Hacker News new | ask | show | jobs
by coldtea 3458 days ago
>You shouldn't be focused on pumping out something 24/7 you should be thinking of how to make the best product that you can possibly make.

This is a false dichotomy. "Timely delivery" is also an essential feature of any product.

Or, as they say, the better is the enemy of the good.

While you're "thinking of how to make the best product that you can possibly make" others can just go ahead and make something. And that something, even if it's not the best product that one could possibly make, at least it would exist, then and there, and so would be million times more useful than any project that's still designed in someone's mind.

1 comments

When the product is contracted work*.

When the work is for yourself, you set the due date. Setting the due date at 1 month is bound to yield unsavory results.
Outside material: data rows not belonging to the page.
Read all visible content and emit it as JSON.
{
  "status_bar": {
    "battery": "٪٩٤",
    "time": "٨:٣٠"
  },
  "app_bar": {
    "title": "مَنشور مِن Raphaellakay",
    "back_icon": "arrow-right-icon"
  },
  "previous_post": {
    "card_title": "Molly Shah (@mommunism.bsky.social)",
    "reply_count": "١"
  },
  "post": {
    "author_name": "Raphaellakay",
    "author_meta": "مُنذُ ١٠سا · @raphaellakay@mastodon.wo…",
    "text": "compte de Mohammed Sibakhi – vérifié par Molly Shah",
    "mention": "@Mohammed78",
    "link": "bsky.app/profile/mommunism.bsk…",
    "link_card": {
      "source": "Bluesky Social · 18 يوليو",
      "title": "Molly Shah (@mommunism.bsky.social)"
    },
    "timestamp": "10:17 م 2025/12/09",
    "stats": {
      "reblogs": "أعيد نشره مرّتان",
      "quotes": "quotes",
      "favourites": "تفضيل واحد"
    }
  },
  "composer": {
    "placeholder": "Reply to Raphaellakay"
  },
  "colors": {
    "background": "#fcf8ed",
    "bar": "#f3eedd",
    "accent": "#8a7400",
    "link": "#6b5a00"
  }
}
>When the work is for yourself, you set the due date. Setting the due date at 1 month is bound to yield unsavory results.

People have created profitable side projects in a couple of weeks or even less.

In software development? Defintely. In art? No.
If we don't count the time needed to master their skills (which we don't for software development either), artists have often created profitable works in a couple of weeks or less.

Songs that were conceived and recorded in a few days have become big profitable hits (e.g. "Doctoring the Tardis"). And of course a napkin sketch from someone like Picasso can easily fetch like $1000 or $5000.

Deadlines are set for art all the time, and some of the greatest works were commissioned on a deadline.